Les horreurs de cet appartement doivent être vues pour être crues, mais finalement notre jeune héros finit par rencontrer Wallace (Matthew Maher), un possible sociopathe qui avait autrefois un travail marginal dans l’industrie de la bande dessinée. (Il a séparé les couleurs pour Image.) Pour Robert et son ami Miles, criblé d’acné, Wallace est une célébrité et potentiellement une voie vers une véritable carrière dans le monde de l’illustration. Mais au grand crédit de Kline, il le dit clairement : cet homme est un désastre, et il n’y a pas de voyage sur la route dans l’avenir de ce duo. Suivre vos rêves ne vous apportera que du chagrin. « Tout le monde ne devient pas artiste ! » Wallace crie pendant l’apogée du film. C’est une claque rafraîchissante au visage après 500 000 films et émissions de télévision pelletant des bs sur la croyance en vos rêves.

Pages drôles | Bande-annonce officielle HD | A24

L’échec est un sujet rarement abordé au cinéma. Qui voudrait jamais le regarder? Si nous voulons regarder la disgrâce, tout ce que nous avons à faire est de nous regarder dans le miroir, n’est-ce pas ? Mais d’une manière ou d’une autre, Owen Kline a réussi. Le réalisateur de 30 ans, dont vous vous souviendrez peut-être comme le plus jeune frère de Le calmar et la baleine (et, il faut le reconnaître, est l’enfant né au manoir de Kevin Kline et Phoebe Cates), a créé quelque chose d’extraordinaire ici dans sa tristesse et son hilarité noire. Roulez sur Todd Solondz, dites la nouvelle à Terry Zwigoff.

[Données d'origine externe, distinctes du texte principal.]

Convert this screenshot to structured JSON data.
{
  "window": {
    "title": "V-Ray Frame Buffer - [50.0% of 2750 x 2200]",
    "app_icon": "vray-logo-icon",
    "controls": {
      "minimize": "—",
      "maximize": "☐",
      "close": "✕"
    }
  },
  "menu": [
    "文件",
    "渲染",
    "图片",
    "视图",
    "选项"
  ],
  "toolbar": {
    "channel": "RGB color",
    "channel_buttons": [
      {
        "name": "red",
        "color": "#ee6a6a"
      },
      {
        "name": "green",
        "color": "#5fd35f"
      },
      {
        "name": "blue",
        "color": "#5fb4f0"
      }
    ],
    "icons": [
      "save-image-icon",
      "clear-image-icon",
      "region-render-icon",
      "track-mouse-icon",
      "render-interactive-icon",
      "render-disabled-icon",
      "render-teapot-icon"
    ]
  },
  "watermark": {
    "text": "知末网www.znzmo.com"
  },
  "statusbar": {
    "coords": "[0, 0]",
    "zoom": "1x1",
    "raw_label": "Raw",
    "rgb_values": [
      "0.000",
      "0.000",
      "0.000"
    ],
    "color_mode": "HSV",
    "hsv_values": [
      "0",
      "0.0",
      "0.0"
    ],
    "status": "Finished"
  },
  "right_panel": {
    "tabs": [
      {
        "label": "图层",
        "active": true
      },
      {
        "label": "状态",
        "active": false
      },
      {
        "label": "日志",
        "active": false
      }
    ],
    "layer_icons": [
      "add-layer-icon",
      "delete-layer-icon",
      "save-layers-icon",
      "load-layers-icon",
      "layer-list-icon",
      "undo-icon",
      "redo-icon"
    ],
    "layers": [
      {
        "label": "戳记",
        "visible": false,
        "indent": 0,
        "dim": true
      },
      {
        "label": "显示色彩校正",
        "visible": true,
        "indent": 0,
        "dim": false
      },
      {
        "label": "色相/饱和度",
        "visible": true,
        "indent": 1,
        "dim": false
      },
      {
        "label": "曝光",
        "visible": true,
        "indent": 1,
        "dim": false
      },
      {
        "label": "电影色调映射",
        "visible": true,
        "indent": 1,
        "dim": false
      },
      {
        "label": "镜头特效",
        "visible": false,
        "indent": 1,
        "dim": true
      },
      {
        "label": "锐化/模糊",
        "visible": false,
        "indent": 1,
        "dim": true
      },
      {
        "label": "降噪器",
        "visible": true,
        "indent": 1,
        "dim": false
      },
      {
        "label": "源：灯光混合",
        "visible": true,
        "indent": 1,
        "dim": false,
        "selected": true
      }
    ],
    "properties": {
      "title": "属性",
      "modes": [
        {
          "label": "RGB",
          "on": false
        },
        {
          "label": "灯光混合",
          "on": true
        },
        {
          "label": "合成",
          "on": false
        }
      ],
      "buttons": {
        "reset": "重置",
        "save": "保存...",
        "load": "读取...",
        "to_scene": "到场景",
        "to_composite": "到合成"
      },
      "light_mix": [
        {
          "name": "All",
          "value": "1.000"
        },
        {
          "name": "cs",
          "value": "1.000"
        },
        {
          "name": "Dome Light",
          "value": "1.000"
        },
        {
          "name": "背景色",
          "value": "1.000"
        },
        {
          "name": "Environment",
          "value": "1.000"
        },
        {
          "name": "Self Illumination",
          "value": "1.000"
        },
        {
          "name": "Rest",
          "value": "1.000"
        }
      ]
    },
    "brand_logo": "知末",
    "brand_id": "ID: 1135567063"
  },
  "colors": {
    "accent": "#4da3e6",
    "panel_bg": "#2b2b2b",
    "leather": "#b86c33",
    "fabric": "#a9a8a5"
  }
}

Le film est produit par les Safdie Brothers (Kline a travaillé sur leurs courts métrages à l’adolescence) et la vraisemblance se retrouve dans leurs films et ceux de Ronald Bronstein, un autre producteur vu ici aussi. Entre le casting, les décors, l’utilisation de super 16 mm et l’accent mis sur les gros plans, mon Dieu, vous pouvez sentir ce film.

Malheureusement, la fin n’atterrit pas vraiment pour moi, mais s’en plaindre me semble juste gourmand. C’est un film dans lequel Ron Rifkin, Louise Lasser, Andy Milonakis et l’un des frères aux cheveux fous de Gemmes non taillées tous font de brèves apparitions. j’en aurai fini avec Pages drôles’ l’équivalent des fanatiques de cinéma, se demandant pourquoi c’est si fantastique.